CP without A: If A (available) is not required, it is equivalent to maintaining strong consistency between servers for each request, and P (partition) will cause the synchronization time to be extended indefinitely (that is, waiting for data synchronization to be completed before normal access to the service) In the event of a network failure or message loss, the user's experience must be sacrificed and the user will be allowed to access the system after all the data is consistent. There are actually many systems designed as CP, and the most typical ones are distributed databases, such as Redis and HBase. For these distributed databases, data consistency is the most basic requirement, because if this standard is not met, then it is better to directly use relational databases, and there is no need to waste resources to deploy distributed databases.

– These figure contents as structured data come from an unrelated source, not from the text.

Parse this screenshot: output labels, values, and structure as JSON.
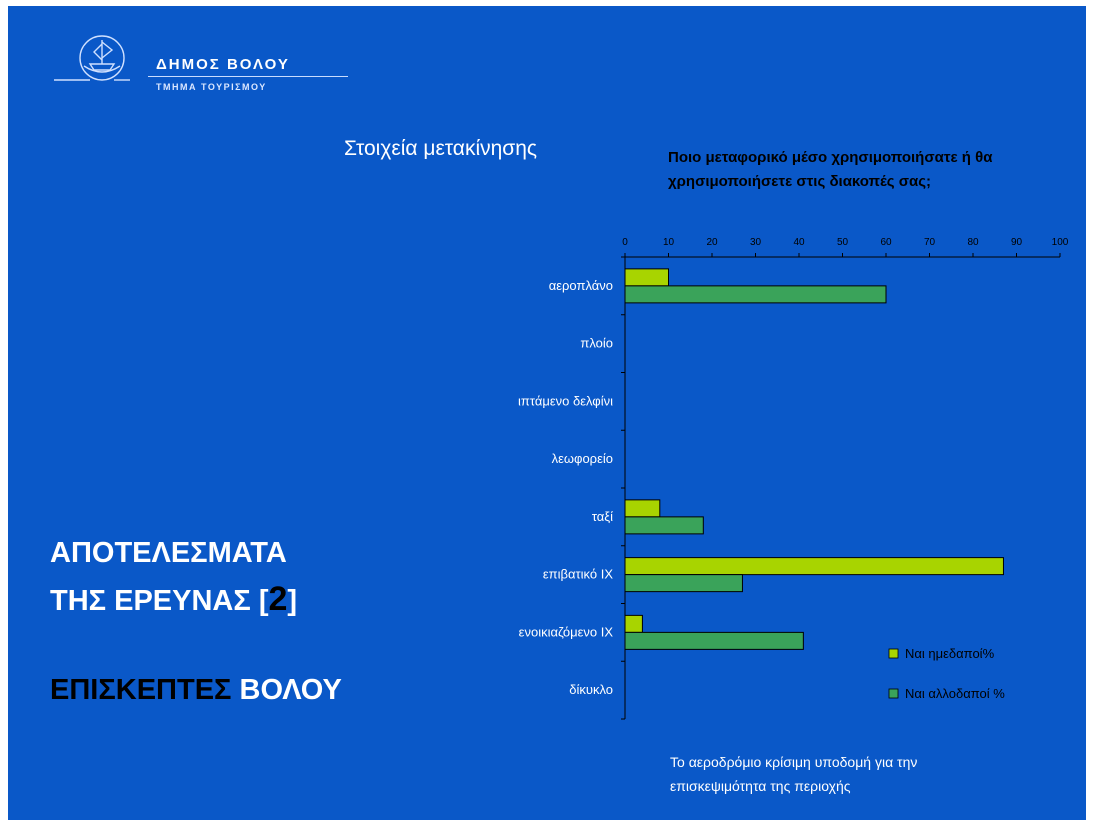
{
  "header": {
    "org_name": "ΔΗΜΟΣ ΒΟΛΟΥ",
    "org_dept": "ΤΜΗΜΑ ΤΟΥΡΙΣΜΟΥ",
    "logo_icon": "ship-emblem-icon"
  },
  "section_title": "Στοιχεία μετακίνησης",
  "results_title": {
    "line1": "ΑΠΟΤΕΛΕΣΜΑΤΑ",
    "line2_prefix": "ΤΗΣ ΕΡΕΥΝΑΣ [",
    "line2_number": "2",
    "line2_suffix": "]"
  },
  "visitors_title": {
    "part1": "ΕΠΙΣΚΕΠΤΕΣ",
    "part2": "ΒΟΛΟΥ"
  },
  "footer_note": "Το αεροδρόμιο κρίσιμη υποδομή για την επισκεψιμότητα της περιοχής",
  "colors": {
    "background": "#0a58c8",
    "series_domestic": "#a8d400",
    "series_foreign": "#3aa35a"
  },
  "chart_data": {
    "type": "bar",
    "orientation": "horizontal",
    "title": "Ποιο μεταφορικό μέσο χρησιμοποιήσατε ή θα χρησιμοποιήσετε στις διακοπές σας;",
    "categories": [
      "αεροπλάνο",
      "πλοίο",
      "ιπτάμενο δελφίνι",
      "λεωφορείο",
      "ταξί",
      "επιβατικό ΙΧ",
      "ενοικιαζόμενο ΙΧ",
      "δίκυκλο"
    ],
    "series": [
      {
        "name": "Ναι  ημεδαποί%",
        "color": "#a8d400",
        "values": [
          10,
          0,
          0,
          0,
          8,
          87,
          4,
          0
        ]
      },
      {
        "name": "Ναι αλλοδαποί %",
        "color": "#3aa35a",
        "values": [
          60,
          0,
          0,
          0,
          18,
          27,
          41,
          0
        ]
      }
    ],
    "xlim": [
      0,
      100
    ],
    "xticks": [
      "0",
      "10",
      "20",
      "30",
      "40",
      "50",
      "60",
      "70",
      "80",
      "90",
      "100"
    ],
    "grid": false,
    "legend": "bottom-right"
  }
}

AP wihtout C: To be highly available and allow partitioning, you need to give up consistency. Once partitioning occurs, nodes may lose contact. For high availability, each node can only use local data to provide services, and this will lead to inconsistencies in global data. A typical application is like a mobile phone snapping up scene in a certain meter. The page may indicate that there is inventory when you browse the product in the first few seconds. When you have selected the product and are ready to place an order, the system prompts you that the order has failed and the product has been sold out. . This is actually to first ensure the normal service of the system in terms of A (availability), and then make some sacrifices in terms of data consistency. Although it will affect some user experience to some extent, it will not cause serious blockage in the user's shopping process.

Three, summary

Nowadays, for most large-scale Internet application scenarios, there are many hosts and scattered deployments, and the scale of clusters is getting larger and larger, and there will only be more and more nodes. Therefore, node failures and network failures are normal, so the partition fault tolerance is also It has become a problem that a distributed system must face. Then you can only choose between C and A. But for traditional projects, it may be different. Take the bank's transfer system. When it comes to money, you cannot make a slight concession to data consistency. C must ensure that if there is a network failure, it would rather stop the service. Make a trade-off between and P.

All in all, there is no best strategy. A good system should be architected based on business scenarios, and only suitable ones are the best.